I don’t mind a good (!) third-act breakup or drama if it's done well. In fact, when the emotional tension builds organically and the resolution is satisfying, it can make for an incredibly cathartic read. But here? The drama felt more like an obligatory twist than a meaningful turning point. And the resolution? Rushed. I needed emotional closure, not just a hasty reunion that glossed over the very real wounds that had been inflicted. There were so many threads left dangling—apologies that felt incomplete, realisations that never fully came to light, and conversations that simply didn’t happen. Instead, we got holidays and boinking, nice but not enough!
Donnia Marie spends pages on scenes that add very little to the emotional core of the story—side conversations, setting details, minor plot points—and then skims right past the scenes that should carry emotional weight. Why do we get depth where it doesn’t matter and a surface-level brush-off where it absolutely does?
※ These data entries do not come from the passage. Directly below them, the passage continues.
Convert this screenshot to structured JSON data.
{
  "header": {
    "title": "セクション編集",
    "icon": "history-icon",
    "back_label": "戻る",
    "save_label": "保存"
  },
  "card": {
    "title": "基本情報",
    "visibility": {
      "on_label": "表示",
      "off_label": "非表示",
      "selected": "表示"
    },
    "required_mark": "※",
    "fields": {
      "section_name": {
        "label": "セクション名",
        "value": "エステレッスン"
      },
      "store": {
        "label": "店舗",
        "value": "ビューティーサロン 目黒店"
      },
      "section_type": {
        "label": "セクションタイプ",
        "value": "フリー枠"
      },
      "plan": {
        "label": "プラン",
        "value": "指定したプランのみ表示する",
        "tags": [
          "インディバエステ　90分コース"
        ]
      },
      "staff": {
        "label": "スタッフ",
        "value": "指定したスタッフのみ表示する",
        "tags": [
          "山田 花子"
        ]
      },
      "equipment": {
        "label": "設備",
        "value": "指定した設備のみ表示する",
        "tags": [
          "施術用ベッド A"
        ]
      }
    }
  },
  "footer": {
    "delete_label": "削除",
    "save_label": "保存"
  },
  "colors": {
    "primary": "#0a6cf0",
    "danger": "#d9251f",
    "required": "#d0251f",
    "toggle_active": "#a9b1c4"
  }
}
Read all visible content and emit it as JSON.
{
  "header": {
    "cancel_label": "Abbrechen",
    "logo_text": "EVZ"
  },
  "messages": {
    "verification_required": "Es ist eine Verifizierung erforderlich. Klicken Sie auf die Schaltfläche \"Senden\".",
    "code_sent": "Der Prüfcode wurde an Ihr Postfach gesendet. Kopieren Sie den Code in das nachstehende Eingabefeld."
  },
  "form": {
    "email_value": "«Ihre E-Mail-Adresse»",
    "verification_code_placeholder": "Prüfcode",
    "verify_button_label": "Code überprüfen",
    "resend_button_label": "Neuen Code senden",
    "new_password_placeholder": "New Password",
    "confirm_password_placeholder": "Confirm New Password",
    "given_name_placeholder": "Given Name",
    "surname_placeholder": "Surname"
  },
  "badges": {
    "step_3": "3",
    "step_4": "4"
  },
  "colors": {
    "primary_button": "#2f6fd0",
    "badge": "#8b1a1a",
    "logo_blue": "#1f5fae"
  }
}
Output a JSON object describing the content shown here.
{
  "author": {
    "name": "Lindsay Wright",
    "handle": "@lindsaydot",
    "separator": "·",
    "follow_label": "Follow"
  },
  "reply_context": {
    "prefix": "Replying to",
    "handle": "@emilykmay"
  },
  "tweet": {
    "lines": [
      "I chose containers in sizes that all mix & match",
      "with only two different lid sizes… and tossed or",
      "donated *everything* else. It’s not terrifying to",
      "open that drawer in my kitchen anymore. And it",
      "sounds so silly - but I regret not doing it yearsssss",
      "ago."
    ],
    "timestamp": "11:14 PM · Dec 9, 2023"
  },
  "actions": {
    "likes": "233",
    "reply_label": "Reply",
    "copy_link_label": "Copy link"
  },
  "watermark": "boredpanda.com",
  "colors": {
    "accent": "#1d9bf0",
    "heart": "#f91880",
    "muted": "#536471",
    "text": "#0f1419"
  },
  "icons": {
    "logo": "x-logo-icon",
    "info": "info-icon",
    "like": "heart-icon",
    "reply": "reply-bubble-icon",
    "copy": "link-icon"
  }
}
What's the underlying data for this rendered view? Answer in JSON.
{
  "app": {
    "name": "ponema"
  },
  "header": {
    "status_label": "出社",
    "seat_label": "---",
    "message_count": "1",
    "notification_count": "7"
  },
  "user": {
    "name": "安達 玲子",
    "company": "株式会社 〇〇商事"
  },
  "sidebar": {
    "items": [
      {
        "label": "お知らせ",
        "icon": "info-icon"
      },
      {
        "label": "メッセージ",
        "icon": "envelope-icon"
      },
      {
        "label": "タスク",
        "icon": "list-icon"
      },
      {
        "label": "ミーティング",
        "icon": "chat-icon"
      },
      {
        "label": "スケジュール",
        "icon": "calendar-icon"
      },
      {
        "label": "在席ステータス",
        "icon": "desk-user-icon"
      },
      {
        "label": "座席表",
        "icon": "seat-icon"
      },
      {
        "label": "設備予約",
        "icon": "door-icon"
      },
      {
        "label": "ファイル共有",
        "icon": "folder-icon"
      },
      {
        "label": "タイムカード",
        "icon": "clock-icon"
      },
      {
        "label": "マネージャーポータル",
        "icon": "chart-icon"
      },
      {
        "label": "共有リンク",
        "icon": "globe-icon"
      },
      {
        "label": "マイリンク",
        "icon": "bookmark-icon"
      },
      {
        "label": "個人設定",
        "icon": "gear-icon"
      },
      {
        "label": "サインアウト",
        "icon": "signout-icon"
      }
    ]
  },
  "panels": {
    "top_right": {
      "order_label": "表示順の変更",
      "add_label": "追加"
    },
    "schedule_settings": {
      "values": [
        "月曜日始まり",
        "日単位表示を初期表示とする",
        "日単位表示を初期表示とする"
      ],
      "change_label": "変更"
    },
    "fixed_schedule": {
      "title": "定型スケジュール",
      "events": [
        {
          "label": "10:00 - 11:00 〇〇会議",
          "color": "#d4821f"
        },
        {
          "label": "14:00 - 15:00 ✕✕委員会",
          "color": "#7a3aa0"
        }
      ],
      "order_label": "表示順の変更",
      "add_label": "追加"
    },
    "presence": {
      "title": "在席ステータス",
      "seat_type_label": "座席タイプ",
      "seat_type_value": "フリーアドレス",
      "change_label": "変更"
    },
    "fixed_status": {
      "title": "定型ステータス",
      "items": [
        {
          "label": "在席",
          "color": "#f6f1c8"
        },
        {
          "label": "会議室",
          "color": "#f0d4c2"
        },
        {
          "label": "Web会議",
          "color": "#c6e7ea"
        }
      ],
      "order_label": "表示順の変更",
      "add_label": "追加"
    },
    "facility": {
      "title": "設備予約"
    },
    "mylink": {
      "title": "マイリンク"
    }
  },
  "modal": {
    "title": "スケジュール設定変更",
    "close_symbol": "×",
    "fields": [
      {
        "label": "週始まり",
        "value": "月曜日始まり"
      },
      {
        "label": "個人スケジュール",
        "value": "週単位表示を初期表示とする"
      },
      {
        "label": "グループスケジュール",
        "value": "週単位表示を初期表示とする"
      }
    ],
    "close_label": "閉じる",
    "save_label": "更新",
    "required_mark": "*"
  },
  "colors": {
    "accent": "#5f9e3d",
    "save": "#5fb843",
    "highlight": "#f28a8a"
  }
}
It's a strange imbalance that makes the story feel hollow in places where it should’ve felt deeply grounded. The uncle twist, was really well done, but this was supposed to be a romance.
Now let’s talk about Rianna.
She was hard to read—not because she’s an unlikeable character, but because her choices weren’t always earned or fully explored. The whole Benji–Rianna–Santos triangle felt like a missed opportunity in some aspects. In the hands of a more emotionally layered narrative, this could’ve been a painful, complicated story about being torn between past and future, loyalty and desire. But here, it just appeared unfair and immature. Rianna’s behaviour felt selfish at times, and instead of seeing her reckon with that honestly, the book seemed to move past it too quickly. She played both men in ways that were emotionally manipulative, even if unintentionally so—and that needed more narrative accountability.
While Benji needed some time to mature, he deserved better than what he received. Thus, all in all, I didn't really buy their romance.
Ultimately, Unjust Love felt like a novel that could’ve been so much more than it was. There were glimmers of a powerful, healing love story here, but they got buried under uneven pacing, confusing emotional priorities, and a resolution that didn’t do the characters—or the readers—justice. It wasn’t a bad book. It was just okay. And with these characters, that’s a real shame.